Lautenberg is actually adopting the idea of the presidential candidate that Andrews has endorsed:  Hillary Clinton.  However, US antitrust law doesn't extend to the Persian Gulf.

The real long-term solution is to use less by being more efficient.  If our automobiles (including SUVs and light pickups) got an average of 30-35-40 MPG, that would make a huge difference.


Re (0.00 / 0)
Speculation is part of the market.  Oil contracts are sold for delivery six months from the day of sale.  Everyone speculates on the price oil will be in six months.  The alternative would be to meet all demands  on the spot market - which would really drive the price sky-high.

So long as the spot price remains above the expiration price, speculation is not really driving things overly much.  No one is having trouble selling or buying on the spot market.  That's a pretty healthy indication for the market.

Efficiency should be seen as a mid-range solution.  Increases in efficiency take about a decade to be felt throughout the on-the-road fleet.  The long term goal is to realize that whatever we burn will cause some sort of exhaust and that exhaust will cause some sort of negative reaction in the environment - even if it's "only" water vapor (go see the Grand Canyon is you think water is benign).  

Long term, we have to rebuild our cities so people can walk to work rather than take even mass transportation.


[ Parent ]
Peak Oil (0.00 / 0)

FYI - here's the peak oil argument:

http://www.truthout.org/docs_2...


it's the economy stupid (0.00 / 0)
There is a very high correlation between the value of the dollar and price of crude.

It's our weak economy, stupid.


to clarify a little... (3.00 / 1)
If you control millions or billions of dollars and expect that the value of the dollar will go down in the future, you might see oil as a good place to put your money.

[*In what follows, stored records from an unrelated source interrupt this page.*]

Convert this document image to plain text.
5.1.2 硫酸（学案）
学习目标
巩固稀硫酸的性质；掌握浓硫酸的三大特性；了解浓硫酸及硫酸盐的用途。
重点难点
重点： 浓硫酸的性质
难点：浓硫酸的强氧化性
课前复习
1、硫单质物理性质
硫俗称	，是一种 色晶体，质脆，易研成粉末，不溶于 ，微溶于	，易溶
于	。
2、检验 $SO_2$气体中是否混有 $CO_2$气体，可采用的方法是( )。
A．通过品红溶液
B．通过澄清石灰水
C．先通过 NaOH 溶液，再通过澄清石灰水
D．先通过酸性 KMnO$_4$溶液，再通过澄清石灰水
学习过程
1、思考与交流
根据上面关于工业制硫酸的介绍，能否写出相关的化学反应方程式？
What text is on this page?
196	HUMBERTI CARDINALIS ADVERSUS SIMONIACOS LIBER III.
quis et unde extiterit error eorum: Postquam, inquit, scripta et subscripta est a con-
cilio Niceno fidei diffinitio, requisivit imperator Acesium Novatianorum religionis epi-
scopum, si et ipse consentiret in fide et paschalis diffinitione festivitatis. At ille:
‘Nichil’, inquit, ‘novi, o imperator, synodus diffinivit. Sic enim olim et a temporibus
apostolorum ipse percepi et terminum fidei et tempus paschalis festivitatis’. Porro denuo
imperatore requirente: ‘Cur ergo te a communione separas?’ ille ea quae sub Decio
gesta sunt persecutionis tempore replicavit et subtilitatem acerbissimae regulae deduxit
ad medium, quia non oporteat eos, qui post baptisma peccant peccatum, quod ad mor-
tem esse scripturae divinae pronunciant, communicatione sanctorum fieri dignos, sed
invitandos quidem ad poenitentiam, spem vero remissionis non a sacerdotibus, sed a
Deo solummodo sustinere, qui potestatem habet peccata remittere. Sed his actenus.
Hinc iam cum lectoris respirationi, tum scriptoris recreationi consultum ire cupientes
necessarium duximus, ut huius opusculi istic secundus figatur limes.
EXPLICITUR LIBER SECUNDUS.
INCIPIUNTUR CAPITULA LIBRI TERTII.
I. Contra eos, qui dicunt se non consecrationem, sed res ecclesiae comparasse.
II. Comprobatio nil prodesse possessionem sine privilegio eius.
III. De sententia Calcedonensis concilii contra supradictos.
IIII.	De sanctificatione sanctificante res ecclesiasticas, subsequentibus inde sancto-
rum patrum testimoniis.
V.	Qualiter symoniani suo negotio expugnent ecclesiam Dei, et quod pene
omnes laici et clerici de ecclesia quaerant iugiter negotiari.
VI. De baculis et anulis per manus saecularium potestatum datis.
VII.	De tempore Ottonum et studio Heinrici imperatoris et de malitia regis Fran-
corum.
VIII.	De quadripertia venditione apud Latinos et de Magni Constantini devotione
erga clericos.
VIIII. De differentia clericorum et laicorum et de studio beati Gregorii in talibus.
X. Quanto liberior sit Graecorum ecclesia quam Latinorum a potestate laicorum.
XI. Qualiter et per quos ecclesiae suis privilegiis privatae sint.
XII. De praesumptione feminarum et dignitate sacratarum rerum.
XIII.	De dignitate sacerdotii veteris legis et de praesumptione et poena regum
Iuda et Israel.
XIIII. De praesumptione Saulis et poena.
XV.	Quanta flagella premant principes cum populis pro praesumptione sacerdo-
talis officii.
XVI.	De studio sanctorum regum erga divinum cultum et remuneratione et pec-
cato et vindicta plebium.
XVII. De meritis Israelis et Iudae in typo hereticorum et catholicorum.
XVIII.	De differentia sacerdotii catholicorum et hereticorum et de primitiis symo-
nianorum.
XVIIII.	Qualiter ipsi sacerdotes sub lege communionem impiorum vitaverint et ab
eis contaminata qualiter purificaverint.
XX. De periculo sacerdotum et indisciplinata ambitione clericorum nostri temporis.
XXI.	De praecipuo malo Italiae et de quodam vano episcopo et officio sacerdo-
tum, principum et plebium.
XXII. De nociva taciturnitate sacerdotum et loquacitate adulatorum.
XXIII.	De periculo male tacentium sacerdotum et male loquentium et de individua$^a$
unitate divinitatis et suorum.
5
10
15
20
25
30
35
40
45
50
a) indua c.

Our economic policy and soaring debt doesn't give many people faith that the dollar will strengthen any time soon.

Regulating the commodities markets is addressing the symptom but not the root cause of the problem. Our economy needs a major overhaul. The war spending needs to end. The massive deficit spending needs to end. Andrews says he would repeal the tax cuts for the wealthy and use about $1 trillion to start paying down the debt. I think that's the type of thing that will fix the economy and curb speculation.